APOE4 carriers with cognitive decline undergo faster GM atrophy than do noncarriers. The involvement of APOE4 in the progression of hippocampal atrophy, neocortical atrophy, or both has potential important implications for diagnosis and therapeutic approaches in patients with AD and should be considered in clinical trials. The present results and the results of prior studies indicate that the rate of hippocampal and neocortical atrophy is greater in association with APOE4 in nondemented elderly subjects, subjects with MCI, and those with AD.
通过评估新诊断的阿尔茨海默病(AD)和稳定的遗忘型轻度认知障碍(MCI)患者的区域性灰质(GM)体积损失率和疾病严重程度,研究载脂蛋白 E ε4 等位基因(APOE4)携带者状态对疾病进展的影响。

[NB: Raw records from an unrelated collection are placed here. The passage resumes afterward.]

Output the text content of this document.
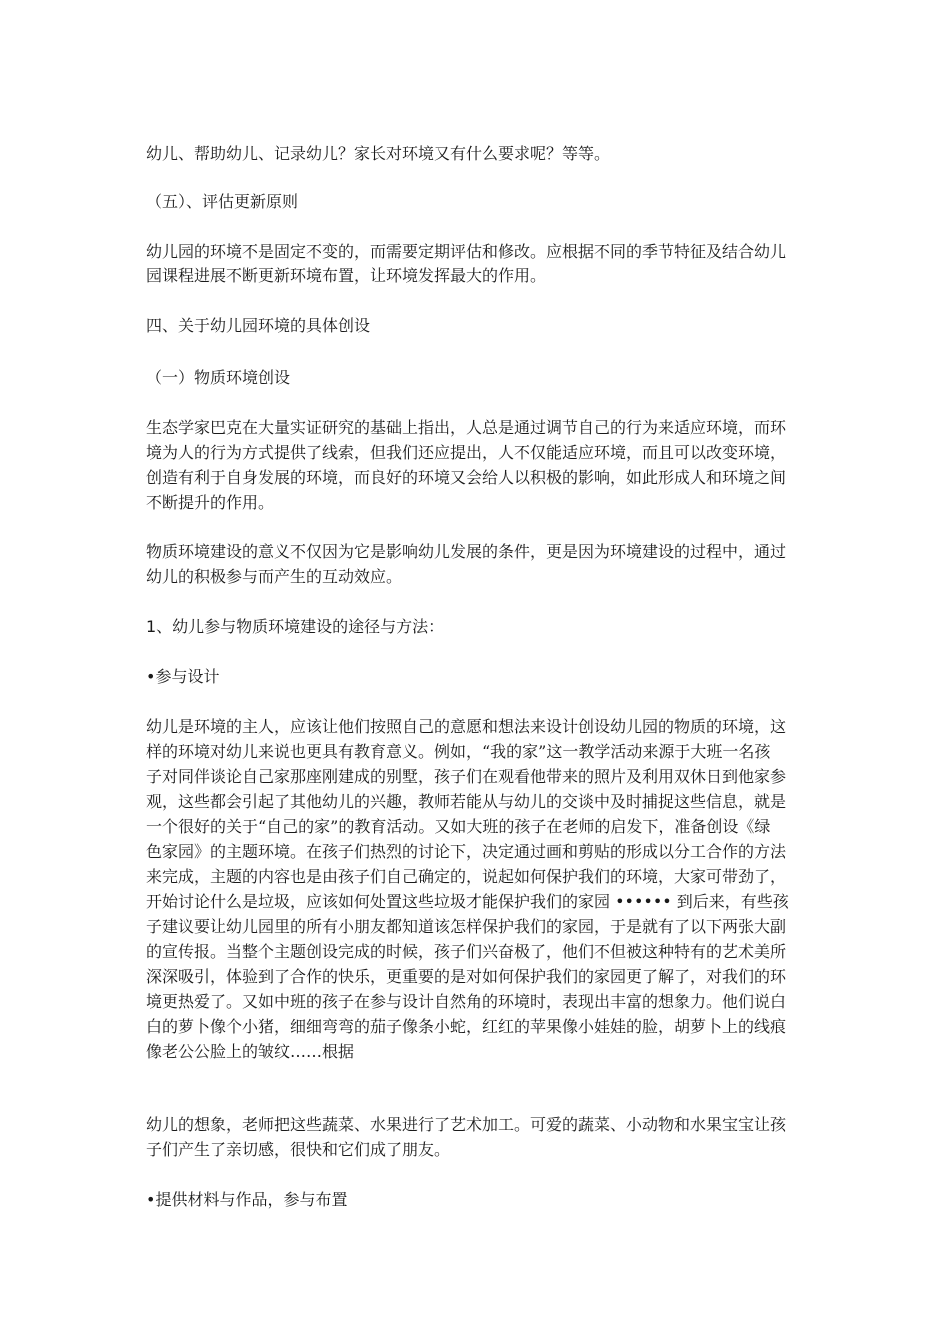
幼儿、帮助幼儿、记录幼儿？家长对环境又有什么要求呢？等等。
（五）、评估更新原则
幼儿园的环境不是固定不变的，而需要定期评估和修改。应根据不同的季节特征及结合幼儿
园课程进展不断更新环境布置，让环境发挥最大的作用。
四、关于幼儿园环境的具体创设
（一）物质环境创设
生态学家巴克在大量实证研究的基础上指出，人总是通过调节自己的行为来适应环境，而环
境为人的行为方式提供了线索，但我们还应提出，人不仅能适应环境，而且可以改变环境，
创造有利于自身发展的环境，而良好的环境又会给人以积极的影响，如此形成人和环境之间
不断提升的作用。
物质环境建设的意义不仅因为它是影响幼儿发展的条件，更是因为环境建设的过程中，通过
幼儿的积极参与而产生的互动效应。
1、幼儿参与物质环境建设的途径与方法：
•参与设计
幼儿是环境的主人，应该让他们按照自己的意愿和想法来设计创设幼儿园的物质的环境，这
样的环境对幼儿来说也更具有教育意义。例如，“我的家”这一教学活动来源于大班一名孩
子对同伴谈论自己家那座刚建成的别墅，孩子们在观看他带来的照片及利用双休日到他家参
观，这些都会引起了其他幼儿的兴趣，教师若能从与幼儿的交谈中及时捕捉这些信息，就是
一个很好的关于“自己的家”的教育活动。又如大班的孩子在老师的启发下，准备创设《绿
色家园》的主题环境。在孩子们热烈的讨论下，决定通过画和剪贴的形成以分工合作的方法
来完成，主题的内容也是由孩子们自己确定的，说起如何保护我们的环境，大家可带劲了，
开始讨论什么是垃圾，应该如何处置这些垃圾才能保护我们的家园 •••••• 到后来，有些孩
子建议要让幼儿园里的所有小朋友都知道该怎样保护我们的家园，于是就有了以下两张大副
的宣传报。当整个主题创设完成的时候，孩子们兴奋极了，他们不但被这种特有的艺术美所
深深吸引，体验到了合作的快乐，更重要的是对如何保护我们的家园更了解了，对我们的环
境更热爱了。又如中班的孩子在参与设计自然角的环境时，表现出丰富的想象力。他们说白
白的萝卜像个小猪，细细弯弯的茄子像条小蛇，红红的苹果像小娃娃的脸，胡萝卜上的线痕
像老公公脸上的皱纹……根据
幼儿的想象，老师把这些蔬菜、水果进行了艺术加工。可爱的蔬菜、小动物和水果宝宝让孩
子们产生了亲切感，很快和它们成了朋友。
•提供材料与作品，参与布置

本研究得到了机构审查委员会的批准,并符合 HIPAA 规定。所有受试者或其法定代表人都对参与研究表示知情同意。95 名受试者(63 名男性;平均年龄 77.1 岁;年龄范围 58-91 岁;51 名 APOE4 携带者;44 名非携带者),其中有经证实的 MCI 向 AD 转化或稳定的遗忘型 MCI,进行了 3 年的磁共振成像检查。使用基于体素的形态测量学进行图像后处理和临床痴呆评定量表(CDR)进行认知评估。
在 APOE4 携带者中,GM 体积损失影响了 MCI 向 AD 转化患者的海马体、颞叶和顶叶、右侧尾状核和岛叶,以及 MCI 稳定患者的岛叶和颞叶。在非 APOE4 携带者中,GM 体积没有明显变化。APOE4 携带者和非携带者的 CDR 评分无差异。
认知能力下降的 APOE4 携带者比非携带者经历更快的 GM 萎缩。APOE4 参与海马体萎缩、新皮质萎缩或两者的进展,对 AD 患者的诊断和治疗方法具有潜在的重要意义,应在临床试验中考虑。本研究结果和先前的研究结果表明,在非痴呆老年人、MCI 患者和 AD 患者中,APOE4 与海马体和新皮质萎缩的速度增加相关。